Borrowed from archival collections across the region as well as from U.S. and Western European archives and the personal archives of several filmmakers, the films offer fresh insights into the artistic explorations of time-based media undertaken by artists, amateurs, and professional filmmakers in the region. The countries whose filmmakers are represented include Poland, Hungary, Croatia, Serbia, Slovenia, Lithuania, Latvia, Estonia, the Czech Republic, Slovakia, Romania, and Germany. Seen today, these films are as potent as any work produced contemporaneously in the Cold War West.

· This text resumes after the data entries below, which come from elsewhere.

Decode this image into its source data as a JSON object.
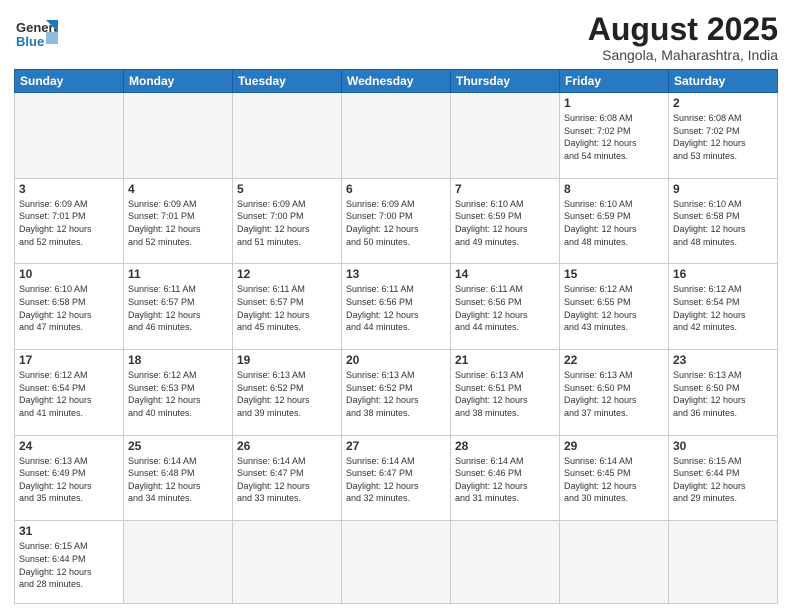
{
  "header": {
    "logo_general": "General",
    "logo_blue": "Blue",
    "month_year": "August 2025",
    "location": "Sangola, Maharashtra, India"
  },
  "weekdays": [
    "Sunday",
    "Monday",
    "Tuesday",
    "Wednesday",
    "Thursday",
    "Friday",
    "Saturday"
  ],
  "weeks": [
    [
      {
        "day": "",
        "info": ""
      },
      {
        "day": "",
        "info": ""
      },
      {
        "day": "",
        "info": ""
      },
      {
        "day": "",
        "info": ""
      },
      {
        "day": "",
        "info": ""
      },
      {
        "day": "1",
        "info": "Sunrise: 6:08 AM\nSunset: 7:02 PM\nDaylight: 12 hours\nand 54 minutes."
      },
      {
        "day": "2",
        "info": "Sunrise: 6:08 AM\nSunset: 7:02 PM\nDaylight: 12 hours\nand 53 minutes."
      }
    ],
    [
      {
        "day": "3",
        "info": "Sunrise: 6:09 AM\nSunset: 7:01 PM\nDaylight: 12 hours\nand 52 minutes."
      },
      {
        "day": "4",
        "info": "Sunrise: 6:09 AM\nSunset: 7:01 PM\nDaylight: 12 hours\nand 52 minutes."
      },
      {
        "day": "5",
        "info": "Sunrise: 6:09 AM\nSunset: 7:00 PM\nDaylight: 12 hours\nand 51 minutes."
      },
      {
        "day": "6",
        "info": "Sunrise: 6:09 AM\nSunset: 7:00 PM\nDaylight: 12 hours\nand 50 minutes."
      },
      {
        "day": "7",
        "info": "Sunrise: 6:10 AM\nSunset: 6:59 PM\nDaylight: 12 hours\nand 49 minutes."
      },
      {
        "day": "8",
        "info": "Sunrise: 6:10 AM\nSunset: 6:59 PM\nDaylight: 12 hours\nand 48 minutes."
      },
      {
        "day": "9",
        "info": "Sunrise: 6:10 AM\nSunset: 6:58 PM\nDaylight: 12 hours\nand 48 minutes."
      }
    ],
    [
      {
        "day": "10",
        "info": "Sunrise: 6:10 AM\nSunset: 6:58 PM\nDaylight: 12 hours\nand 47 minutes."
      },
      {
        "day": "11",
        "info": "Sunrise: 6:11 AM\nSunset: 6:57 PM\nDaylight: 12 hours\nand 46 minutes."
      },
      {
        "day": "12",
        "info": "Sunrise: 6:11 AM\nSunset: 6:57 PM\nDaylight: 12 hours\nand 45 minutes."
      },
      {
        "day": "13",
        "info": "Sunrise: 6:11 AM\nSunset: 6:56 PM\nDaylight: 12 hours\nand 44 minutes."
      },
      {
        "day": "14",
        "info": "Sunrise: 6:11 AM\nSunset: 6:56 PM\nDaylight: 12 hours\nand 44 minutes."
      },
      {
        "day": "15",
        "info": "Sunrise: 6:12 AM\nSunset: 6:55 PM\nDaylight: 12 hours\nand 43 minutes."
      },
      {
        "day": "16",
        "info": "Sunrise: 6:12 AM\nSunset: 6:54 PM\nDaylight: 12 hours\nand 42 minutes."
      }
    ],
    [
      {
        "day": "17",
        "info": "Sunrise: 6:12 AM\nSunset: 6:54 PM\nDaylight: 12 hours\nand 41 minutes."
      },
      {
        "day": "18",
        "info": "Sunrise: 6:12 AM\nSunset: 6:53 PM\nDaylight: 12 hours\nand 40 minutes."
      },
      {
        "day": "19",
        "info": "Sunrise: 6:13 AM\nSunset: 6:52 PM\nDaylight: 12 hours\nand 39 minutes."
      },
      {
        "day": "20",
        "info": "Sunrise: 6:13 AM\nSunset: 6:52 PM\nDaylight: 12 hours\nand 38 minutes."
      },
      {
        "day": "21",
        "info": "Sunrise: 6:13 AM\nSunset: 6:51 PM\nDaylight: 12 hours\nand 38 minutes."
      },
      {
        "day": "22",
        "info": "Sunrise: 6:13 AM\nSunset: 6:50 PM\nDaylight: 12 hours\nand 37 minutes."
      },
      {
        "day": "23",
        "info": "Sunrise: 6:13 AM\nSunset: 6:50 PM\nDaylight: 12 hours\nand 36 minutes."
      }
    ],
    [
      {
        "day": "24",
        "info": "Sunrise: 6:13 AM\nSunset: 6:49 PM\nDaylight: 12 hours\nand 35 minutes."
      },
      {
        "day": "25",
        "info": "Sunrise: 6:14 AM\nSunset: 6:48 PM\nDaylight: 12 hours\nand 34 minutes."
      },
      {
        "day": "26",
        "info": "Sunrise: 6:14 AM\nSunset: 6:47 PM\nDaylight: 12 hours\nand 33 minutes."
      },
      {
        "day": "27",
        "info": "Sunrise: 6:14 AM\nSunset: 6:47 PM\nDaylight: 12 hours\nand 32 minutes."
      },
      {
        "day": "28",
        "info": "Sunrise: 6:14 AM\nSunset: 6:46 PM\nDaylight: 12 hours\nand 31 minutes."
      },
      {
        "day": "29",
        "info": "Sunrise: 6:14 AM\nSunset: 6:45 PM\nDaylight: 12 hours\nand 30 minutes."
      },
      {
        "day": "30",
        "info": "Sunrise: 6:15 AM\nSunset: 6:44 PM\nDaylight: 12 hours\nand 29 minutes."
      }
    ],
    [
      {
        "day": "31",
        "info": "Sunrise: 6:15 AM\nSunset: 6:44 PM\nDaylight: 12 hours\nand 28 minutes."
      },
      {
        "day": "",
        "info": ""
      },
      {
        "day": "",
        "info": ""
      },
      {
        "day": "",
        "info": ""
      },
      {
        "day": "",
        "info": ""
      },
      {
        "day": "",
        "info": ""
      },
      {
        "day": "",
        "info": ""
      }
    ]
  ]
}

Artists, Amateurs, Alternative Spaces: Experimental Cinema in Eastern Europe, 1960–1990 runs concurrently with two other series at the Gallery and the American Film Institute that also explore Eastern Europe’s cinematic heritage: Martin Scorsese Presents: Masterpieces of Polish Cinema (April 13–June 8), a retrospective of the modern cinema of Poland from 1956 through 1989, curated by the famed director, and Independent of Reality: Films of Jan Němec (April 6–25), the first complete retrospective in the United States of the feature films of Czech filmmaker Jan Němec, curated by Irena Kovarova.
These film programs will take place in the East Building Auditorium. Seating for all film events is available on a first-come, first-seated basis. Doors open 30 minutes before show time. Whenever possible, works are presented in their original format.